Diversify your investments
Piggy-backing on the above, a well-diversified portfolio can also keep you cushioned against a volatile market. You should be investing in a healthy variety of stable stocks, bonds and assets. Avoid investing heavily in a single asset. A diverse array of investments can mitigate any significant losses should one of your assets experience devaluation.
Don’t try to beat the market
While planning for impending market cycles is a good thing, you should not be planning on trying to beat the cycles in favor of short term gains. Timing the market is never a good idea. The temptation may tug at you sometimes but the risks are too great and you will most likely come in at the wrong time.
Pursuit of short term gains can also expose you to unnecessary risks of fraud.
- Beware of short and distort scams
- Short and distort scams are a common form of investment fraud found in bear markets. In short and distort schemes, the fraudster will take a short position on a stock and then use misinformation, often through smear campaigns, to artificially drive down its investment value.
Seek the advice of an investment professional
A financial adviser can play a very important role in helping you plan and build your portfolio.
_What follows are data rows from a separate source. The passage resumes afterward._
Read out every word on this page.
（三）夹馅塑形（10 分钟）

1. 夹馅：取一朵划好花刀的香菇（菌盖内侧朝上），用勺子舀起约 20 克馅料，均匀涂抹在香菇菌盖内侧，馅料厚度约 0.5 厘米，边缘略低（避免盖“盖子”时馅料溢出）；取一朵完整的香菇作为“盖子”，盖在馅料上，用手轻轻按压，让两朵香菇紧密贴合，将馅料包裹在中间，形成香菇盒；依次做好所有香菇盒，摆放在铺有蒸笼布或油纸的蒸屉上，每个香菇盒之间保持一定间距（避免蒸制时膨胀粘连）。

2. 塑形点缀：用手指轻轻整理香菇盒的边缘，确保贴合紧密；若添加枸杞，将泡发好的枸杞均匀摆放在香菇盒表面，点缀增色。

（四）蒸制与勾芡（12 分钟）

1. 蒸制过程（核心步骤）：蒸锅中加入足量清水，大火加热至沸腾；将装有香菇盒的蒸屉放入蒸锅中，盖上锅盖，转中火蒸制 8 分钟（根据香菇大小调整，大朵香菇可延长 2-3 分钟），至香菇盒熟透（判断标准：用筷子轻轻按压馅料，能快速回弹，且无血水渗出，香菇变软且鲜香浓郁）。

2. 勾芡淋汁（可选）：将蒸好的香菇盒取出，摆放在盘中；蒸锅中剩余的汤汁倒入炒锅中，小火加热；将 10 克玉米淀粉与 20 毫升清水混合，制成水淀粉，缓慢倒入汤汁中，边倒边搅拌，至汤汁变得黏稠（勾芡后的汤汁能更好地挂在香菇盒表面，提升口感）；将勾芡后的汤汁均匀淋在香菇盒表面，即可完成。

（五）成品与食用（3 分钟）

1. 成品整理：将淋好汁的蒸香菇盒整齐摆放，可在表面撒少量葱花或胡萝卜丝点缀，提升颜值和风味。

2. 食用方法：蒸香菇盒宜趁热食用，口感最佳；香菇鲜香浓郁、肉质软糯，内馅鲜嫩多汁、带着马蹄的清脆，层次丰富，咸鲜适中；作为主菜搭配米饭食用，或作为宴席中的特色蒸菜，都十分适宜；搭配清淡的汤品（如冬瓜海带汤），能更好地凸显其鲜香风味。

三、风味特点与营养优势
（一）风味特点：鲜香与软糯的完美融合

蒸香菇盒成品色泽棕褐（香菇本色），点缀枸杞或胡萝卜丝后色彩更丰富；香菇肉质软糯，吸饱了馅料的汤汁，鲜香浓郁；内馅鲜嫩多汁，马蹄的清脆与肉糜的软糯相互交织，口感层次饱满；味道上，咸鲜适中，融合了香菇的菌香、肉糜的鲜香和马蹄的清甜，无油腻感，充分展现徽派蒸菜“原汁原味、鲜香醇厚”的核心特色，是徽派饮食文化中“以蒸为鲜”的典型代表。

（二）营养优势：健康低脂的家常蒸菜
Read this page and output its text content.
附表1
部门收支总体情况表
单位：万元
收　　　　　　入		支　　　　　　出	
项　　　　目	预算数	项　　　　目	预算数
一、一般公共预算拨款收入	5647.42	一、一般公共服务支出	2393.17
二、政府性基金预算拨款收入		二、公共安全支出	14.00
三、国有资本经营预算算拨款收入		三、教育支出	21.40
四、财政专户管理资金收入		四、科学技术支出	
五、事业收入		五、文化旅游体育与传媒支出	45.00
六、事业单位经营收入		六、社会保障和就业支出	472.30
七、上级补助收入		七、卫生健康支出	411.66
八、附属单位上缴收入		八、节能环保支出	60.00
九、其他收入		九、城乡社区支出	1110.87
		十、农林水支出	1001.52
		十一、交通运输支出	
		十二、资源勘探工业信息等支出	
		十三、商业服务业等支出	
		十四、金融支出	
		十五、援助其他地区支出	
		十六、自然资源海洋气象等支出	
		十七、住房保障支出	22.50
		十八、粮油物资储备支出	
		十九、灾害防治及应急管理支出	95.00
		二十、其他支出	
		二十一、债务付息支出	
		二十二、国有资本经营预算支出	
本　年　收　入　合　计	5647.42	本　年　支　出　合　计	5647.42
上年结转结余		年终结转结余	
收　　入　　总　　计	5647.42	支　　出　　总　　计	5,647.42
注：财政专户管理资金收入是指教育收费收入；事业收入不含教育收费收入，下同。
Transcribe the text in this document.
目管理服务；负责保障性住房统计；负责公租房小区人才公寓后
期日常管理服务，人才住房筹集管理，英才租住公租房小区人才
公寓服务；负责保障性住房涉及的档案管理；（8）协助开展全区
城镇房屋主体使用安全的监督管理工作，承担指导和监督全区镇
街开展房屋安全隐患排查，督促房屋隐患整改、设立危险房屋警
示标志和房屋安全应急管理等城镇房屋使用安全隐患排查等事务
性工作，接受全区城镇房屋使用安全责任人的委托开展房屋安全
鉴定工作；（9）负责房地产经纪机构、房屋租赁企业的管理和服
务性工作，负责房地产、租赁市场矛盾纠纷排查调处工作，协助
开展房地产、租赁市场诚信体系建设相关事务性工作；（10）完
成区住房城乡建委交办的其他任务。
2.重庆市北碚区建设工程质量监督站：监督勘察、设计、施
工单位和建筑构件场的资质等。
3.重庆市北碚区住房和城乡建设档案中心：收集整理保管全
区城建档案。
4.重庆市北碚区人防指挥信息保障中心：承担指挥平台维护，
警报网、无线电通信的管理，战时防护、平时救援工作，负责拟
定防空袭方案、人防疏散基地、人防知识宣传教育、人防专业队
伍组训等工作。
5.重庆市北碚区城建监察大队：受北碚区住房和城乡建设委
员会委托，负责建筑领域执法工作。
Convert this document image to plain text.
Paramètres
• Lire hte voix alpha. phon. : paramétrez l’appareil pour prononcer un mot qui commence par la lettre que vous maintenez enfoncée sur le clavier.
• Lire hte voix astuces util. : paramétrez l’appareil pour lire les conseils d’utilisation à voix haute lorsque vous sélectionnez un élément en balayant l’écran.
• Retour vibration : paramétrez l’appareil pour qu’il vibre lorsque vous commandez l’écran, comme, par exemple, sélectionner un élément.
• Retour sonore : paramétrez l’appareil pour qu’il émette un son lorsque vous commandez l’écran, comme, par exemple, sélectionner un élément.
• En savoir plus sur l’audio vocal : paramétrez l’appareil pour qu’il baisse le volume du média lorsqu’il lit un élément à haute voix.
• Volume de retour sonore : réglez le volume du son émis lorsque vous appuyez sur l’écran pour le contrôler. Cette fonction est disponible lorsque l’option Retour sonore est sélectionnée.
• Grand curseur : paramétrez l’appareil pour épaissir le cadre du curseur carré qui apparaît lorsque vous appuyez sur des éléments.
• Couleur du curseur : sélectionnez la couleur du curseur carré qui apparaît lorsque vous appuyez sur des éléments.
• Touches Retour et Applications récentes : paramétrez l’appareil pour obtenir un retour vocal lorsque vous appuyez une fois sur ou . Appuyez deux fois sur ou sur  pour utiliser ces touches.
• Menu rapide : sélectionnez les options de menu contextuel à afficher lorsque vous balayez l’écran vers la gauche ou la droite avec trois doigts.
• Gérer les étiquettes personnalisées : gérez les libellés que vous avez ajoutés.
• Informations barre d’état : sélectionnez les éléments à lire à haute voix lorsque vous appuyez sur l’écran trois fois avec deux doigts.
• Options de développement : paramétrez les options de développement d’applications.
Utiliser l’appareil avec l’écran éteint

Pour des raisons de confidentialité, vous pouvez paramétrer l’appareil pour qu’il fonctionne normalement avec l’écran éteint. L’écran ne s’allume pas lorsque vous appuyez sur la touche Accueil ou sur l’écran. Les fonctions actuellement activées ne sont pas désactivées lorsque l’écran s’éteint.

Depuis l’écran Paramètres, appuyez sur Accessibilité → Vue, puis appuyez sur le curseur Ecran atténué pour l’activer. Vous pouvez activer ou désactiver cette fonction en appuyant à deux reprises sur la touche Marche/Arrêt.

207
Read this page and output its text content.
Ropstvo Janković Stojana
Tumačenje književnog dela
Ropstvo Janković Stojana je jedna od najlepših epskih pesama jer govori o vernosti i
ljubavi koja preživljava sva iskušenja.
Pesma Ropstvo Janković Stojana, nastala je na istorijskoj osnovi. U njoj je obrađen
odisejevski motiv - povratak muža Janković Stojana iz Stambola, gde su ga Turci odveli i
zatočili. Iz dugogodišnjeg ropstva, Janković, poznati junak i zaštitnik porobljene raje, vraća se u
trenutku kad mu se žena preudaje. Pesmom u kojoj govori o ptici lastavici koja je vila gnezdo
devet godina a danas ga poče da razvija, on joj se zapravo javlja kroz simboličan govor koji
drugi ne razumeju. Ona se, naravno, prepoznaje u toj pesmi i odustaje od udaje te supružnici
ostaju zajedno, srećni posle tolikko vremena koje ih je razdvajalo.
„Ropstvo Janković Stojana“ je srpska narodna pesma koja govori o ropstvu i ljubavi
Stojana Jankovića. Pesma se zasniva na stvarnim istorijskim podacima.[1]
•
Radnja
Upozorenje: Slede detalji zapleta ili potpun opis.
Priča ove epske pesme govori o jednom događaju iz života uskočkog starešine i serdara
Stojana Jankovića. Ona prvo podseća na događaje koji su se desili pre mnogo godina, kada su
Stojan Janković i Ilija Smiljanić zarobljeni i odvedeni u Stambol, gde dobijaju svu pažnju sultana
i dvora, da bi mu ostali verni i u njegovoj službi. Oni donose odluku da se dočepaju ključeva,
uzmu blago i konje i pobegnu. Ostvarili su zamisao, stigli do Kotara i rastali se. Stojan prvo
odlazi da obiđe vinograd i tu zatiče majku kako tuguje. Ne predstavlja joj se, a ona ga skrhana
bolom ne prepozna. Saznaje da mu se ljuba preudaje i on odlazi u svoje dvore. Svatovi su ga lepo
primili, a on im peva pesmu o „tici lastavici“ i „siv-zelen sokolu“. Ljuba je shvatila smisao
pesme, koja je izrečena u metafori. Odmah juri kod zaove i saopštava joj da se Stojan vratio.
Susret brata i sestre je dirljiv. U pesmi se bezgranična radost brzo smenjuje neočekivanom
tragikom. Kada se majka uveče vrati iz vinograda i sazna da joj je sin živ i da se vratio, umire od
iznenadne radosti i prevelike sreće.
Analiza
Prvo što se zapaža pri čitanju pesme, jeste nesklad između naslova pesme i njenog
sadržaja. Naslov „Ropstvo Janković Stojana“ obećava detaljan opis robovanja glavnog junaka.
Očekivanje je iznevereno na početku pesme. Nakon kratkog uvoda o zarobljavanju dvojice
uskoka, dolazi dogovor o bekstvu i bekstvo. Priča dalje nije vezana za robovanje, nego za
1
An adviser can be both a sounding-board and a confidant. They can help you in determining whether your investment goals are realistic and help you take actionable steps in achieving them.
It is important to find the right financial adviser though; one who fits your individual needs and has your best interests in mind. When choosing an investment adviser, you need to look at whether they stand to realize any gains from advising you towards one decision or another.
Searching for conflict-free advisers may be a good starting point when you are looking potential candidates. A conflict-free adviser does not receive any incentives or rewards for making product recommendations.
Even the most seasoned investors have lost money in a volatile stock market. Investment losses are an inherent part of everybody’s investment experience. Losses do not reflect your abilities or financial readiness, what matters is how you react to and recover from investment losses.
One of the best ways to help you recover after experience a stock market loss is to seek the help of a professional stock market attorney. An attorney can help you determine not only what factors resulted in your loss, but what recovery options you have available. Together with a trusted financial adviser, a stock market attorney can provide you with a strong network of support to empower you in making smart investment decisions.